Moderate beer consumption may help fight osteoporosis, suggests a study by the University of California’s department of food science and technology.

Dietary silicon is important for the growth and development of bone and connective tissue, according to the National Institutes of Health (NIH). It has been known for years that beer is a significant source of dietary silicon, but there was little specific information about the levels in various types of beer.

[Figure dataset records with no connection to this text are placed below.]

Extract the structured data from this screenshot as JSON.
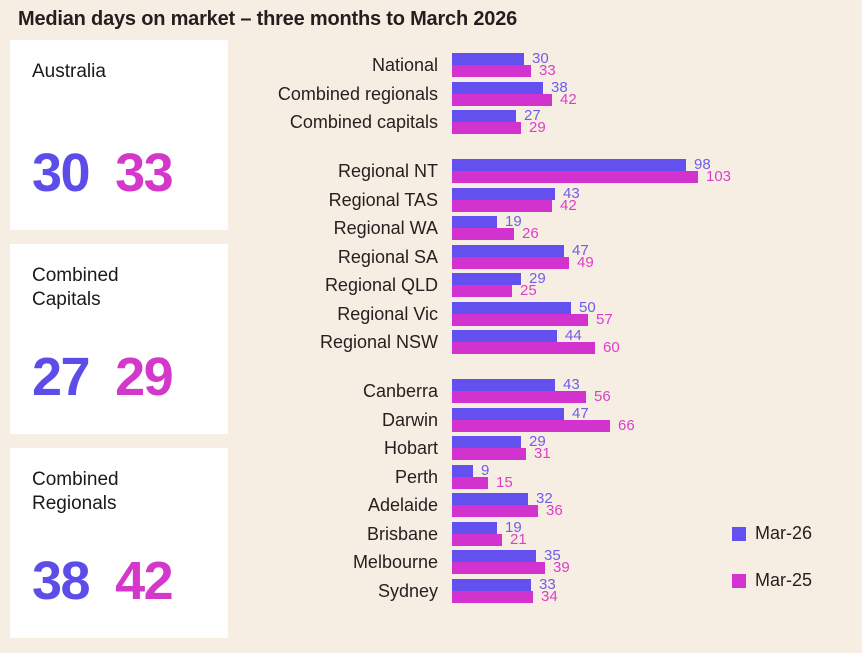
{
  "title": "Median days on market – three months to March 2026",
  "colors": {
    "background": "#F7EEE3",
    "card_background": "#FFFFFF",
    "text": "#241F1F",
    "mar26_bar": "#6450EE",
    "mar25_bar": "#D232CD",
    "mar26_value_text": "#6E5DE7",
    "mar25_value_text": "#DC3DCB"
  },
  "cards": [
    {
      "label": "Australia",
      "mar26": "30",
      "mar25": "33"
    },
    {
      "label": "Combined Capitals",
      "mar26": "27",
      "mar25": "29"
    },
    {
      "label": "Combined Regionals",
      "mar26": "38",
      "mar25": "42"
    }
  ],
  "legend": [
    {
      "label": "Mar-26",
      "color": "#6450EE"
    },
    {
      "label": "Mar-25",
      "color": "#D632D2"
    }
  ],
  "chart_data": {
    "type": "bar",
    "orientation": "horizontal",
    "title": "Median days on market – three months to March 2026",
    "series_names": [
      "Mar-26",
      "Mar-25"
    ],
    "xlim": [
      0,
      103
    ],
    "grid": false,
    "legend_position": "right",
    "groups": [
      {
        "rows": [
          {
            "label": "National",
            "values": [
              30,
              33
            ]
          },
          {
            "label": "Combined regionals",
            "values": [
              38,
              42
            ]
          },
          {
            "label": "Combined capitals",
            "values": [
              27,
              29
            ]
          }
        ]
      },
      {
        "rows": [
          {
            "label": "Regional NT",
            "values": [
              98,
              103
            ]
          },
          {
            "label": "Regional TAS",
            "values": [
              43,
              42
            ]
          },
          {
            "label": "Regional WA",
            "values": [
              19,
              26
            ]
          },
          {
            "label": "Regional SA",
            "values": [
              47,
              49
            ]
          },
          {
            "label": "Regional QLD",
            "values": [
              29,
              25
            ]
          },
          {
            "label": "Regional Vic",
            "values": [
              50,
              57
            ]
          },
          {
            "label": "Regional NSW",
            "values": [
              44,
              60
            ]
          }
        ]
      },
      {
        "rows": [
          {
            "label": "Canberra",
            "values": [
              43,
              56
            ]
          },
          {
            "label": "Darwin",
            "values": [
              47,
              66
            ]
          },
          {
            "label": "Hobart",
            "values": [
              29,
              31
            ]
          },
          {
            "label": "Perth",
            "values": [
              9,
              15
            ]
          },
          {
            "label": "Adelaide",
            "values": [
              32,
              36
            ]
          },
          {
            "label": "Brisbane",
            "values": [
              19,
              21
            ]
          },
          {
            "label": "Melbourne",
            "values": [
              35,
              39
            ]
          },
          {
            "label": "Sydney",
            "values": [
              33,
              34
            ]
          }
        ]
      }
    ]
  }
}
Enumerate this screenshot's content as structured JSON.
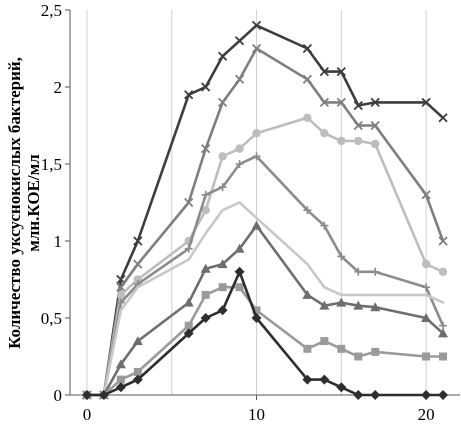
{
  "chart_data": {
    "type": "line",
    "title": "",
    "xlabel": "",
    "ylabel_line1": "Количество уксуснокислых бактерий,",
    "ylabel_line2": "млн.КОЕ/мл",
    "xlim": [
      -1,
      22
    ],
    "ylim": [
      0,
      2.5
    ],
    "xticks": [
      0,
      10,
      20
    ],
    "xtick_labels": [
      "0",
      "10",
      "20"
    ],
    "yticks": [
      0,
      0.5,
      1,
      1.5,
      2,
      2.5
    ],
    "ytick_labels": [
      "0",
      "0,5",
      "1",
      "1,5",
      "2",
      "2,5"
    ],
    "vertical_grid": true,
    "vertical_grid_at": [
      0,
      5,
      10,
      15,
      20
    ],
    "horizontal_grid": false,
    "legend": "none",
    "series": [
      {
        "color": "#3d3d3d",
        "marker": "x",
        "x": [
          0,
          1,
          2,
          3,
          6,
          7,
          8,
          9,
          10,
          13,
          14,
          15,
          16,
          17,
          20,
          21
        ],
        "y": [
          0,
          0,
          0.75,
          1.0,
          1.95,
          2.0,
          2.2,
          2.3,
          2.4,
          2.25,
          2.1,
          2.1,
          1.88,
          1.9,
          1.9,
          1.8
        ]
      },
      {
        "color": "#7f7f7f",
        "marker": "x",
        "x": [
          0,
          1,
          2,
          3,
          6,
          7,
          8,
          9,
          10,
          13,
          14,
          15,
          16,
          17,
          20,
          21
        ],
        "y": [
          0,
          0,
          0.7,
          0.85,
          1.25,
          1.6,
          1.9,
          2.05,
          2.25,
          2.05,
          1.9,
          1.9,
          1.75,
          1.75,
          1.3,
          1.0
        ]
      },
      {
        "color": "#bdbdbd",
        "marker": "circle",
        "x": [
          0,
          1,
          2,
          3,
          6,
          7,
          8,
          9,
          10,
          13,
          14,
          15,
          16,
          17,
          20,
          21
        ],
        "y": [
          0,
          0,
          0.65,
          0.75,
          1.0,
          1.2,
          1.55,
          1.6,
          1.7,
          1.8,
          1.7,
          1.65,
          1.65,
          1.63,
          0.85,
          0.8
        ]
      },
      {
        "color": "#8c8c8c",
        "marker": "plus",
        "x": [
          0,
          1,
          2,
          3,
          6,
          7,
          8,
          9,
          10,
          13,
          14,
          15,
          16,
          17,
          20,
          21
        ],
        "y": [
          0,
          0,
          0.6,
          0.72,
          0.95,
          1.3,
          1.35,
          1.5,
          1.55,
          1.2,
          1.1,
          0.9,
          0.8,
          0.8,
          0.7,
          0.45
        ]
      },
      {
        "color": "#c8c8c8",
        "marker": "none",
        "x": [
          0,
          1,
          2,
          3,
          6,
          7,
          8,
          9,
          10,
          13,
          14,
          15,
          16,
          17,
          20,
          21
        ],
        "y": [
          0,
          0,
          0.55,
          0.7,
          0.88,
          1.05,
          1.2,
          1.25,
          1.15,
          0.85,
          0.7,
          0.65,
          0.65,
          0.65,
          0.65,
          0.6
        ]
      },
      {
        "color": "#6e6e6e",
        "marker": "triangle",
        "x": [
          0,
          1,
          2,
          3,
          6,
          7,
          8,
          9,
          10,
          13,
          14,
          15,
          16,
          17,
          20,
          21
        ],
        "y": [
          0,
          0,
          0.2,
          0.35,
          0.6,
          0.82,
          0.85,
          0.95,
          1.1,
          0.65,
          0.58,
          0.6,
          0.58,
          0.57,
          0.5,
          0.4
        ]
      },
      {
        "color": "#9a9a9a",
        "marker": "square",
        "x": [
          0,
          1,
          2,
          3,
          6,
          7,
          8,
          9,
          10,
          13,
          14,
          15,
          16,
          17,
          20,
          21
        ],
        "y": [
          0,
          0,
          0.1,
          0.15,
          0.45,
          0.65,
          0.7,
          0.7,
          0.55,
          0.3,
          0.35,
          0.3,
          0.25,
          0.28,
          0.25,
          0.25
        ]
      },
      {
        "color": "#2e2e2e",
        "marker": "diamond",
        "x": [
          0,
          1,
          2,
          3,
          6,
          7,
          8,
          9,
          10,
          13,
          14,
          15,
          16,
          17,
          20,
          21
        ],
        "y": [
          0,
          0,
          0.05,
          0.1,
          0.4,
          0.5,
          0.55,
          0.8,
          0.5,
          0.1,
          0.1,
          0.05,
          0.0,
          0.0,
          0.0,
          0.0
        ]
      }
    ]
  }
}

“The factors in brewing that influence silicon levels in beer have not been extensively studied,” Prof. Charles Bamforth, the study’s lead researcher, said in a statement.

Silicon content

The average silicon levels found in different types of beer (milligrams per litre):

Indian Pale Ale (IPA): 41.2 mg/L.

Ales: 32.8 mg/L.

Pale Ale: 36.5 mg/L.

Sorghum: 27.3 mg/L.

Lagers: 23.7 mg/L.

Wheat: 18.9 mg/L.

Light lagers: 17.2 mg/L.

Non Alcoholic: 16.3 mg/L.

(Source: “Silicon in beer and brewing,” published in the February issue of the Journal of the Science of Food and Agriculture.)

Bamforth and a team of researchers conducted the first major study to determine the relationship between beer production methods and levels of silicon content. The results of the team’s examination of 100 types of beer were published in the February issue of the Journal of the Science of Food and Agriculture.

The researchers “studied the impact of raw materials and the brewing process on the quantities of silicon that enter wort and beer,” Bamforth said.

They found that pale-coloured malt beers have a higher silicon content, while darker products, such as chocolate, roasted barley and black malt brews, all have much lower silicon content.

The report says the reasons for the differences are not yet known, but hops, used less frequently than grain, have as much as four times more silicon than is found in malt.

“Beers containing high levels of malted barley and hops are richest in silicon,” says Bamforth. “Wheat contains less silicon than barley because it is the husk of barley that is rich in this element.”

Bamforth discovered the average silicon content of beers sampled was between 6.4 and 56.5 mg per litre. Beer drinkers could expect an average silicon intake of 29.4 mg/L.

There is no specific recommended daily intake of silicon, but nutrition experts say an average daily intake of 20 to 50 mg is considered good.